1. Field of the Invention
The present invention relates to a light emitting device in which a light emitting element and an element for supplying current to the light emitting element are provided for each of a plurality of pixels and to a method for fabricating the light emitting device.
2. Description of the Related Art
A light emitting element has high visibility since it emits light by itself, and is most suitable for thinning since it does not need a backlight, which is required in a liquid crystal display device (LCD); further, there is no limitation of viewing angle either. Therefore, a light emitting device with the use of a light emitting element has been attracting attention as a display device which replaces a CRT and an LCD. In late years, a light emitting device has been put to practical use; for example, it is provided in a cellular phone or an electronic device such as a digital still camera.
A light emitting element has an anode, a cathode, and an electroluminescent layer sandwiched between the two electrodes. One of the two electrodes is referred to as a pixel electrode hereinafter. In the pixel electrode, the potential is controlled corresponding to a video signal and a pixel electrode in a pixel is separated from pixel electrodes in other pixels. The other electrode in which a common potential is given (referred to as a counter electrode) is normally formed all over to be shared by all pixels, or formed so that pixels of each of RGB have a common counter electrode because it is not realistic to divide the counter electrode as the pixel electrode. Supply of potential to the counter electrode is performed via a connection terminal provided at an end portion of a panel. Specifically, the contact of the counter electrode with a wiring for leading (referred to as a leader wiring) is made, and the counter electrode and the connection terminal are electrically connected by the leader wiring. Then, the contact is provided in a region other than an area where the electroluminescent layer of a pixel area is formed.

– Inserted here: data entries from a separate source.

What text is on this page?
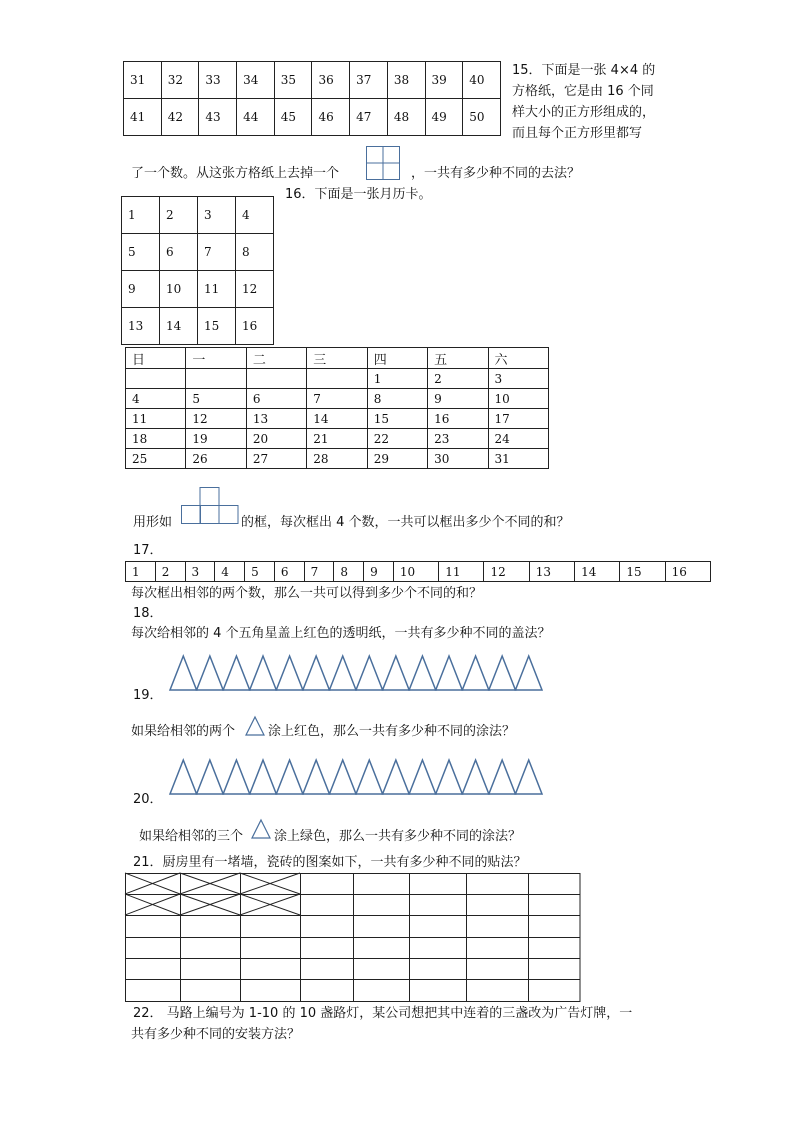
31	32	33	34	35	36	37	38	39	40
41	42	43	44	45	46	47	48	49	50
15．下面是一张 4×4 的
方格纸，它是由 16 个同
样大小的正方形组成的，
而且每个正方形里都写
了一个数。从这张方格纸上去掉一个	，一共有多少种不同的去法？
1	2	3	4
5	6	7	8
9	10	11	12
13	14	15	16
16．下面是一张月历卡。
日	一	二	三	四	五	六
				1	2	3
4	5	6	7	8	9	10
11	12	13	14	15	16	17
18	19	20	21	22	23	24
25	26	27	28	29	30	31
用形如	的框，每次框出 4 个数，一共可以框出多少个不同的和？
17．
1	2	3	4	5	6	7	8	9	10	11	12	13	14	15	16
每次框出相邻的两个数，那么一共可以得到多少个不同的和？
18．
每次给相邻的 4 个五角星盖上红色的透明纸，一共有多少种不同的盖法？
19．
如果给相邻的两个	涂上红色，那么一共有多少种不同的涂法？
20．
如果给相邻的三个 涂上绿色，那么一共有多少种不同的涂法？
21．厨房里有一堵墙，瓷砖的图案如下，一共有多少种不同的贴法？
22． 马路上编号为 1-10 的 10 盏路灯，某公司想把其中连着的三盏改为广告灯牌，一
共有多少种不同的安装方法？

As a screen is made larger, the area of the pixel area becomes larger, and potential drop due to the resistance of the counter electrode tends to be significant. Brightness gradient could be observed when viewed as a whole pixel area since the absolute value of voltage Vel applied between electrodes of a light emitting element is reduced in a pixel in which the potential drop of a counter electrode is significant. In order to avoid the above problem, a technology is proposed in Reference 1 (Reference 1: Japanese Patent Laid-Open No. 2002-033198). In the technology, an electrode for an auxiliary (an auxiliary electrode) is formed from a material with low resistance so that the auxiliary electrode is connected to a counter electrode, thereby uniforming the potential in the plane of the counter electrode after the formation of the light emitting element.

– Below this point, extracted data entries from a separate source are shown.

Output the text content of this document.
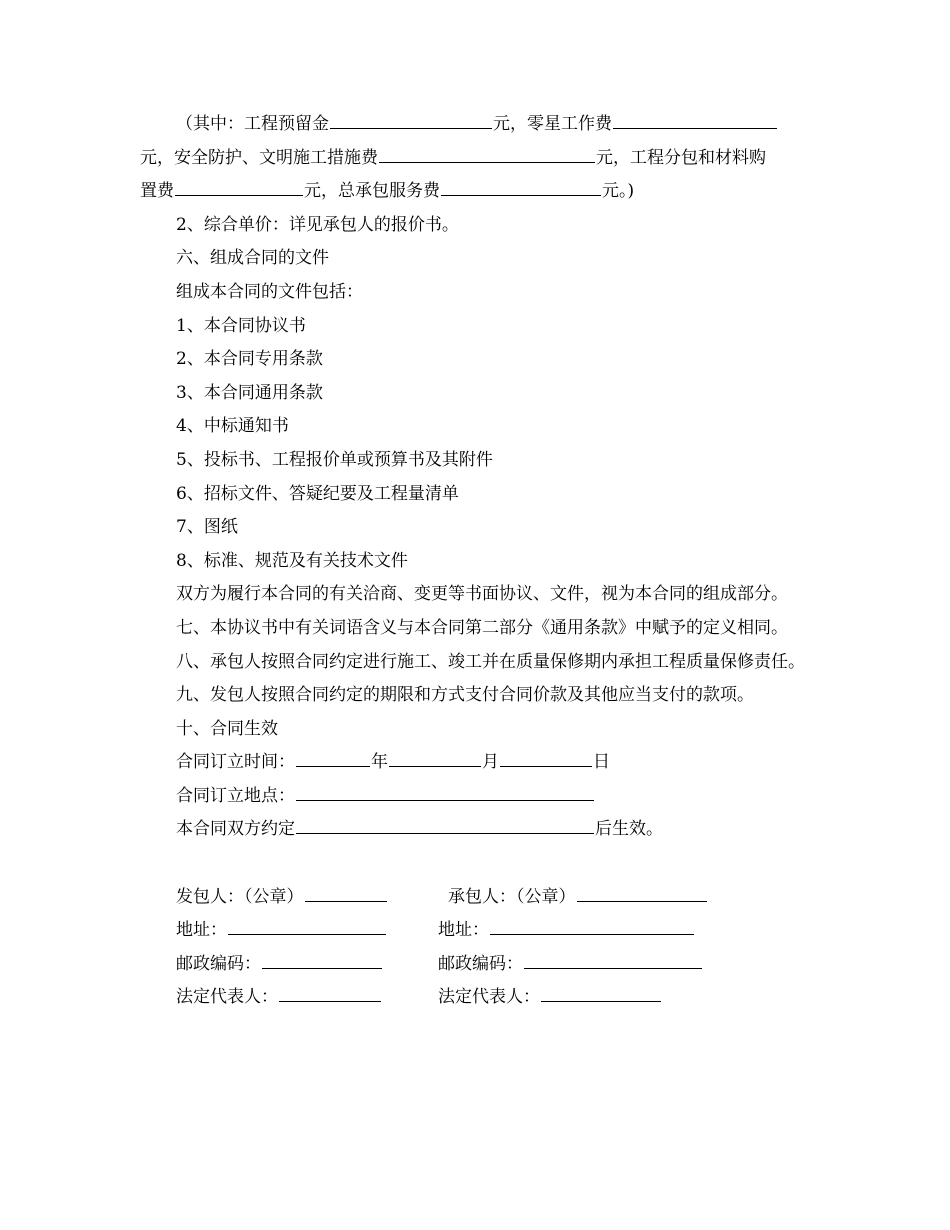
（其中：工程预留金	元，零星工作费
元，安全防护、文明施工措施费	元，工程分包和材料购
置费	元，总承包服务费	元。)

2、综合单价：详见承包人的报价书。

六、组成合同的文件

组成本合同的文件包括：

1、本合同协议书

2、本合同专用条款

3、本合同通用条款

4、中标通知书

5、投标书、工程报价单或预算书及其附件

6、招标文件、答疑纪要及工程量清单

7、图纸

8、标准、规范及有关技术文件

双方为履行本合同的有关洽商、变更等书面协议、文件，视为本合同的组成部分。

七、本协议书中有关词语含义与本合同第二部分《通用条款》中赋予的定义相同。

八、承包人按照合同约定进行施工、竣工并在质量保修期内承担工程质量保修责任。

九、发包人按照合同约定的期限和方式支付合同价款及其他应当支付的款项。

十、合同生效

合同订立时间：	年	月	日

合同订立地点：

本合同双方约定	后生效。

发包人：（公章）	承包人：（公章）
地址：	地址：
邮政编码：	邮政编码：
法定代表人：	法定代表人：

As mentioned above, in the cases where the resistivity of a material forming a counter electrode is high, or where the resistance of a counter electrode becomes high due to the increase in the area of a pixel area, it is a very effective measure to form an auxiliary electrode for uniforming the potential in the plane of the counter electrode. However, it is necessary to lay out the auxiliary electrode so as to obstruct as less light from a light emitting element as possible in the case of a type of a light emitting device (a top emission type) in which light emitted from an electroluminescent layer is released from a light transmitting counter electrode. However, even if an auxiliary electrode is formed only in an area which is not overlapped with a pixel area, it is difficult to obtain desirable effect of the uniform potential in the plane of the counter electrode. Therefore, an auxiliary electrode is formed over a counter electrode in the area where light emission is not actually obtained, such as an area between light emitting elements of adjacent pixels.

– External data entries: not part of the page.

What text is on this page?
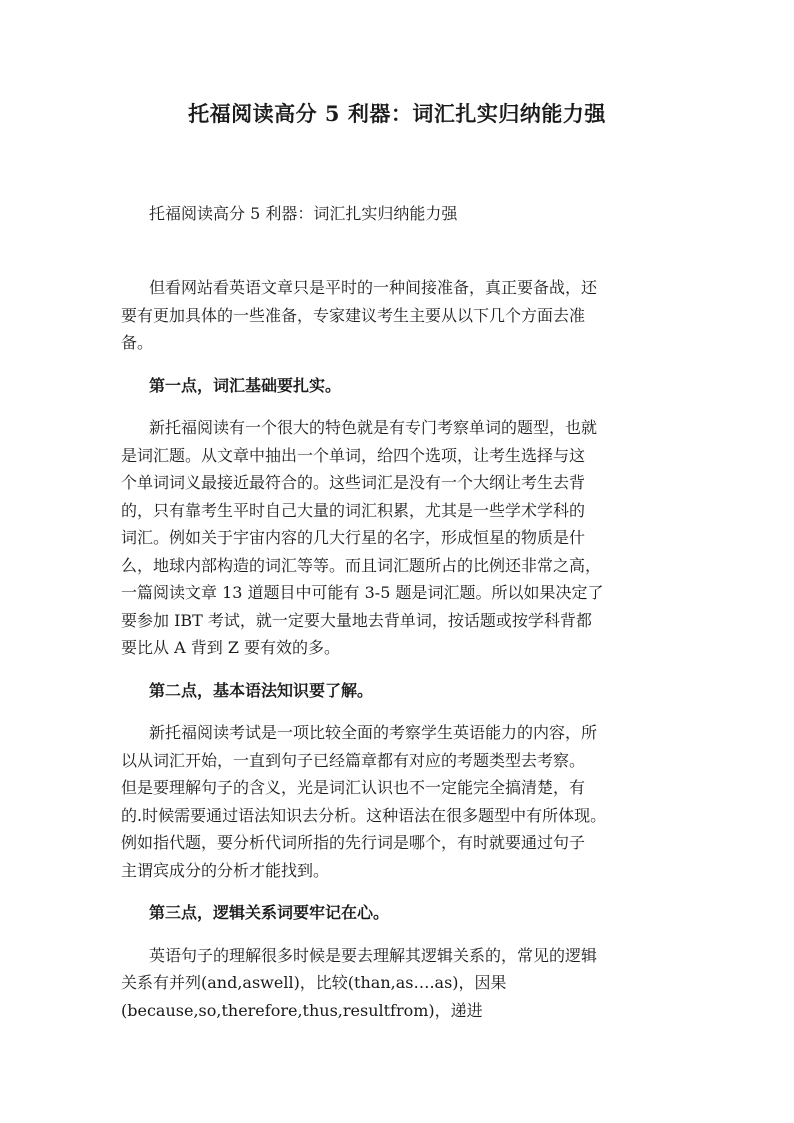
托福阅读高分 5 利器：词汇扎实归纳能力强

托福阅读高分 5 利器：词汇扎实归纳能力强

但看网站看英语文章只是平时的一种间接准备，真正要备战，还
要有更加具体的一些准备，专家建议考生主要从以下几个方面去准
备。

第一点，词汇基础要扎实。

新托福阅读有一个很大的特色就是有专门考察单词的题型，也就
是词汇题。从文章中抽出一个单词，给四个选项，让考生选择与这
个单词词义最接近最符合的。这些词汇是没有一个大纲让考生去背
的，只有靠考生平时自己大量的词汇积累，尤其是一些学术学科的
词汇。例如关于宇宙内容的几大行星的名字，形成恒星的物质是什
么，地球内部构造的词汇等等。而且词汇题所占的比例还非常之高，
一篇阅读文章 13 道题目中可能有 3-5 题是词汇题。所以如果决定了
要参加 IBT 考试，就一定要大量地去背单词，按话题或按学科背都
要比从 A 背到 Z 要有效的多。

第二点，基本语法知识要了解。

新托福阅读考试是一项比较全面的考察学生英语能力的内容，所
以从词汇开始，一直到句子已经篇章都有对应的考题类型去考察。
但是要理解句子的含义，光是词汇认识也不一定能完全搞清楚，有
的.时候需要通过语法知识去分析。这种语法在很多题型中有所体现。
例如指代题，要分析代词所指的先行词是哪个，有时就要通过句子
主谓宾成分的分析才能找到。

第三点，逻辑关系词要牢记在心。

英语句子的理解很多时候是要去理解其逻辑关系的，常见的逻辑
关系有并列(and,aswell)，比较(than,as….as)，因果
(because,so,therefore,thus,resultfrom)，递进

However, as the size of a pixel is reduced due to developments in higher precision of pixels as well as larger screens, the width between light emitting elements of adjacent pixels becomes less than 20 μm. Accordingly, an auxiliary electrode is required to fit within the above width, and it is becoming difficult to form an auxiliary electrode over a counter electrode by vapor deposition with the use of a metal mask which cannot form a very precise pattern. When an auxiliary electrode is formed over a counter electrode by photolithography, the pattern can be formed with precision of μm or less. However, it is unfavorable since degradation of a light emitting element due to light or moisture might be accelerated in serial steps including exposure, development, and removal of a photoresist. Further, although an auxiliary electrode can be formed by a printing method typified by ink-jet printing, it is undesirable since the number of steps for forming the auxiliary electrode would increase. This problem is the same in vapor deposition and lithography.